Jodie O’Connell-Ponkos used a prosthetic arm for five years, until the day she threw it across the room in frustration. “Hate was an understatement,” recalls O’Connell-Ponkos, who lost part of her right arm in an industrial meat grinder at the age of 16 in 1985. She didn’t use another prosthesis for 20 years.
O’Connell-Ponkos’ story is common among upper-limb amputees: Despite advances in engineering and availability, the rate of users abandoning upper-limb prosthetics hadn’t changed in 25 years as of 2007, with up to 75% of users rejecting electric prosthetics.
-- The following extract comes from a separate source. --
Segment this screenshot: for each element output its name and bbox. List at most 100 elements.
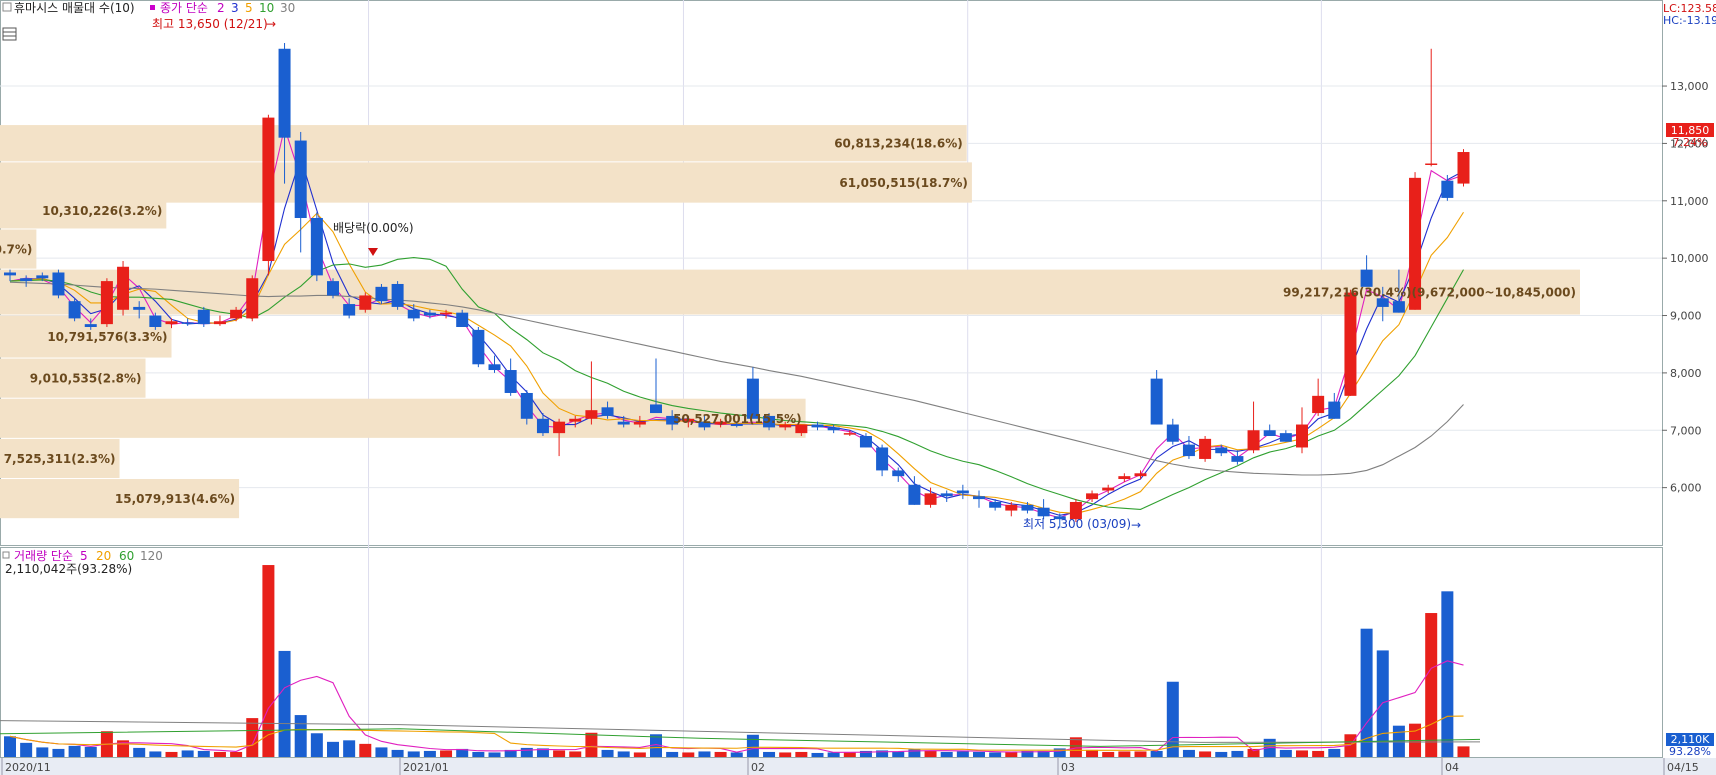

One of the reasons may be that despite better materials, more powerful motors and additional joints, upper-limb prostheses still relied on controls developed in the 1950s. These used either body-powered maneuvers involving clunky cables and harnesses or myoelectric systems, which use electronic sensors resting on the skin of the amputation site to detect muscle activity and translate that activity into motion. The clenching of a bicep, for example, might bend an artificial elbow. It wasn’t intuitive, and often required extensive practice.
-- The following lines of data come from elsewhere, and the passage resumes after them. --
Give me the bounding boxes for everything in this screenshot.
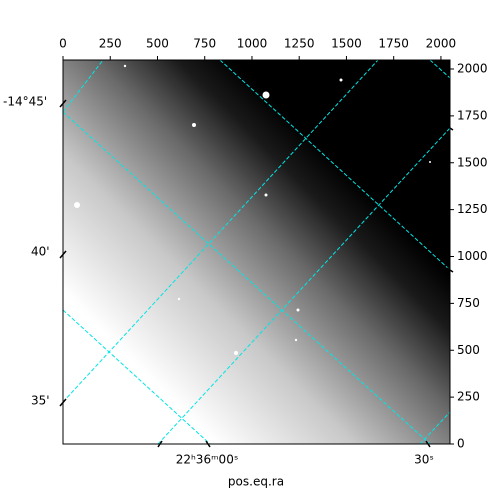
ra-label: 30ˢ — [414, 453, 434, 467]
frame — [62, 59, 451, 445]
sky-image — [63, 60, 450, 444]
wcs-ticks — [59, 99, 454, 448]
y-tick-label: 500 — [457, 343, 480, 357]
y-tick-label: 2000 — [457, 62, 488, 76]
dec-label: 40' — [31, 245, 50, 259]
x-tick-label: 750 — [193, 37, 216, 51]
x-tick-label: 500 — [146, 37, 169, 51]
y-tick-label: 1000 — [457, 249, 488, 263]
x-tick-label: 1750 — [378, 37, 409, 51]
x-tick-label: 0 — [59, 37, 67, 51]
ra-label: 22ʰ36ᵐ00ˢ — [176, 453, 239, 467]
x-axis-label: pos.eq.ra — [228, 475, 284, 489]
x-tick-label: 1000 — [237, 37, 268, 51]
y-tick-label: 1500 — [457, 155, 488, 169]
y-tick-label: 750 — [457, 296, 480, 310]
x-tick-label: 250 — [99, 37, 122, 51]
stars — [74, 64, 431, 355]
coordinate-grid — [63, 60, 450, 444]
y-tick-label: 1750 — [457, 108, 488, 122]
x-tick-label: 1250 — [284, 37, 315, 51]
dec-label: 35' — [31, 394, 50, 408]
x-tick-label: 2000 — [426, 37, 457, 51]
y-tick-label: 250 — [457, 390, 480, 404]
y-tick-label: 0 — [457, 437, 465, 451]
x-tick-label: 1500 — [331, 37, 362, 51]
dec-label: -14°45' — [3, 95, 47, 109]
y-tick-label: 1250 — [457, 202, 488, 216]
Then, last year, O’Connell-Ponkos tried a prosthetic arm enhanced with an new control system that can recognize subtle nerve signals, built by Chicago-based engineering company Coapt. Unlike the prosthesis she used as a teenager, the new arm allowed her to move more naturally, even gracefully. Today, the outgoing horse trainer wears the prosthesis constantly, relying on it for everything from chopping wood to putting her hair in a ponytail.
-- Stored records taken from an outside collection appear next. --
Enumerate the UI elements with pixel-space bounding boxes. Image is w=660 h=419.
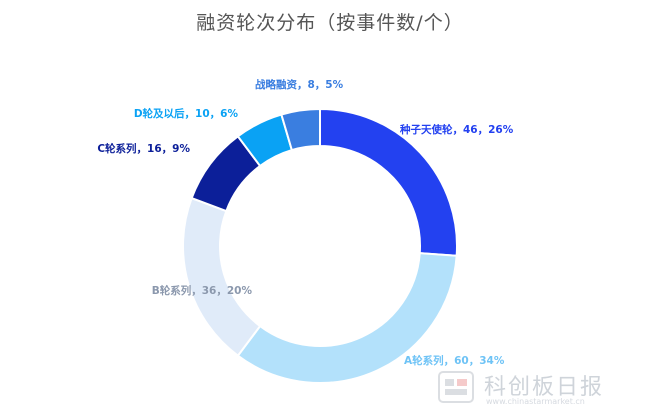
logo-icon [438, 371, 474, 403]
watermark-url: www.chinastarmarket.cn [486, 397, 585, 406]
slice-label-1: 种子天使轮，46，26% [399, 123, 514, 136]
labels-group: 种子天使轮，46，26% A轮系列，60，34% B轮系列，36，20% C轮系列，1… [97, 78, 513, 367]
chart-title: 融资轮次分布（按事件数/个） [196, 12, 464, 34]
slice-label-5: D轮及以后，10，6% [134, 107, 239, 120]
slice-label-2: A轮系列，60，34% [404, 354, 505, 367]
slice-2 [236, 252, 458, 384]
slice-label-3: B轮系列，36，20% [152, 284, 253, 297]
watermark: 科创板日报 www.chinastarmarket.cn [438, 369, 648, 409]
slice-6 [280, 107, 321, 152]
slice-label-6: 战略融资，8，5% [255, 78, 344, 91]
watermark-name: 科创板日报 [484, 375, 605, 400]
slice-label-4: C轮系列，16，9% [97, 142, 190, 155]
slice-3 [182, 196, 262, 358]
slices-group [182, 107, 458, 384]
This recent advance to a natural, intuitive control system for upper-limb prosthetics is notable, if largely overlooked. At this year’s American Orthotic and Prosthetic Association conference in Boston, I had to search for Coapt’s small booth, tucked away in the exhibit hall behind rows of splashy orthotics and leg prosthetics. There, O’Connell-Ponkos, now a paid spokesperson for Coapt, was promoting the technology, which is compatible with the five major prosthetic manufacturers.
Coapt hit the market in late 2013, and an estimated 200 individuals today use the system, says company co-founder and CEO Blair Lock. The system, encased in a small black box, consists of a circuit board and set of algorithms that use pattern recognition to decode electric signals from arm muscles, working as a bridge between the user’s thoughts and the prosthesis.